You can either enforce them at the access package level (using Entitlement Management) or set them up (as a recurrent or one-off event) in the Azure Portal by accessing the Identity Governance tab. The review process is cyclical, which means it doesn't really end. Just as your environment changes with each new user or resource, so do the required permissions. The access review cycle is a 5-step process.

The workflow is as follows:

1. Request notification– the reviewer receives an email with information that the review process started for a specific resource type (group, application, access package).
2. Membership review – based on the knowledge and recommendations, the reviewer decides for each user whether their access should be kept or revoked.
3. Membership confirmation – a double-check that the group of users that were reviewed should keep their access to a resource.
4. Stale membership removal – revoking access for users who no longer need it or haven't used a resource in X days (or based on another recommendation).
5. Status report – once the process round is complete, the system admin is informed of the results.

Who can be a reviewer? This depends on the resource and your organisation's policy. There are, however, some predefined options that you can choose from:

• Group Owners– as assigned in your Azure AD
• Selected users or groups– here you can add individuals who will perform the review, regardless of role
• Self-review– users can check and verify their own access permissions
• Managers of users (in Preview)– based on the Manager attribute from Azure AD.

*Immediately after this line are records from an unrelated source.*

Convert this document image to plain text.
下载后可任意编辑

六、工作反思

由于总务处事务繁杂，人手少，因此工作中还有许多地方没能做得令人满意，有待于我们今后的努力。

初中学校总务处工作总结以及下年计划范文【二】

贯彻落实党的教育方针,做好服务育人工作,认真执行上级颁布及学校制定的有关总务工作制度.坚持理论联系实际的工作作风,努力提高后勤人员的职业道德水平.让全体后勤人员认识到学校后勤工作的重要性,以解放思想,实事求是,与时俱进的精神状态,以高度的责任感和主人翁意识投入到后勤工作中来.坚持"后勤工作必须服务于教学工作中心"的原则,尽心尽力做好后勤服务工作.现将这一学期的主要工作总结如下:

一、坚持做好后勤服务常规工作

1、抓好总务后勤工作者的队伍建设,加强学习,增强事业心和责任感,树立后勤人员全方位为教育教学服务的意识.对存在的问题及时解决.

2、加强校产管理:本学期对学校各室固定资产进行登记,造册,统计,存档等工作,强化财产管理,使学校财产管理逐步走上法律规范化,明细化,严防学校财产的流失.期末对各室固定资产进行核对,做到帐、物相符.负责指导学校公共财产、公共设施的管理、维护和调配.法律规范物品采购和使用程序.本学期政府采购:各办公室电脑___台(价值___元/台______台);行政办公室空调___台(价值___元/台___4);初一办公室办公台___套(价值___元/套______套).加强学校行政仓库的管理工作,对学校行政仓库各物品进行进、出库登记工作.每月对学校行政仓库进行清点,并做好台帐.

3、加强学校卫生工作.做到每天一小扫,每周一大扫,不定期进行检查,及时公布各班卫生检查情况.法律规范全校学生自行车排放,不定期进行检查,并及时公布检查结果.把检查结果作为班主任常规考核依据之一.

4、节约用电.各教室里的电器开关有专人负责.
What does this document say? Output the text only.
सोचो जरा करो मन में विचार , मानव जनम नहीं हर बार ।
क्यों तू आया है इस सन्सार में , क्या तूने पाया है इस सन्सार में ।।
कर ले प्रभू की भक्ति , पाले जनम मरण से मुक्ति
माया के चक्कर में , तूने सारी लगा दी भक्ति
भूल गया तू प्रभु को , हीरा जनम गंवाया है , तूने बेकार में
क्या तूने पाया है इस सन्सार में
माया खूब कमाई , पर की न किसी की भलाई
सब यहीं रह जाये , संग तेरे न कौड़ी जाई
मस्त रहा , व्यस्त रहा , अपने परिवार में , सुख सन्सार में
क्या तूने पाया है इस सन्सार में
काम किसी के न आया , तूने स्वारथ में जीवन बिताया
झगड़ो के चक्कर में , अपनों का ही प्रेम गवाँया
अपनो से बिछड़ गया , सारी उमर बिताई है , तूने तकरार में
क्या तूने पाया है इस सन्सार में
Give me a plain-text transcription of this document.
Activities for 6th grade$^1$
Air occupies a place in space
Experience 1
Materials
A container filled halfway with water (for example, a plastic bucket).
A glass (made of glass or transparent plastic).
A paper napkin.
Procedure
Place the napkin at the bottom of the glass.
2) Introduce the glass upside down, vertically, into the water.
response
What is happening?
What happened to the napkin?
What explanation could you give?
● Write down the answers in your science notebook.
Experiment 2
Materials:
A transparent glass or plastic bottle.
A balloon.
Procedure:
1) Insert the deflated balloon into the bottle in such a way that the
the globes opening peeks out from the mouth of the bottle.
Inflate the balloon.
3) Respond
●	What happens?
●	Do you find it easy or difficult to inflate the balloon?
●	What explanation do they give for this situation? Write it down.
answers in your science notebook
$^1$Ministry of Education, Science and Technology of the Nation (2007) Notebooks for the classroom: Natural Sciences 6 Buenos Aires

To find out how to set up an Access Review, follow the step-by-step instructions featured in my earlier post.

What is Privileged Identity Management?

PIM is designed for managing access to critical assets. It can make your environment more secure by limiting the time when highly privileged roles are active and limiting them to a specific group of users. PIM is a great tool that you can use to enable Just-in-time (JIT) model for:

• Directory roles management– limit directory roles to a timeframe
• Resource roles management– limit resources roles to a timeframe
• Privilege access groups management (in Preview)– limit group membership to a timeframe.

Privileged Identity Management also protects your resources by enforcing additional requirements, such as:

• Approval requirement
• Multi-factor authentication usage
• Justification
• Notifications
• Audit history
• Access reviews.

All of these requirements can be set in the Azure Portal, in the Identity Governance tab. As a Global Administrator, you can also specify which users will be able to use this function. To assign a privileged role, a user needs to request it. The process looks as follows:

The Exchange Admin role is first assigned to a user. The user then requests this role and once it's approved by a Global Admin, they're assigned temporary privileged access.

1. To enable it, they need to open the PIM panel and request the role providing the required information.
2. The request is then moved to the Global Admin user for approval. As a part of the configuration, you can set other users than GAs to approve the roles.
3. The Global Admin decides if they want to accept the request or reject it.
4. If the decision was to accept the request, PIM starts the assignment process for User1.
5. User1 receives the requested role for a specific time (configured within the Exchange Administrator role).
6. When the assignment expires, User1 will be removed from the role.

PIM is quite an elaborate – and important – feature, so it warrants its own article. The good news is, we've already written one. Click here to read about Privileged Identity Management in detail.

More on Azure Active Directory identity governance

This was just a brief introduction to identity governance functionalities in Azure AD. Ensuring people can access what they need, when they need it, without compromising security, is key to employee productivity. It is also essential for collaboration with partners or subcontractors."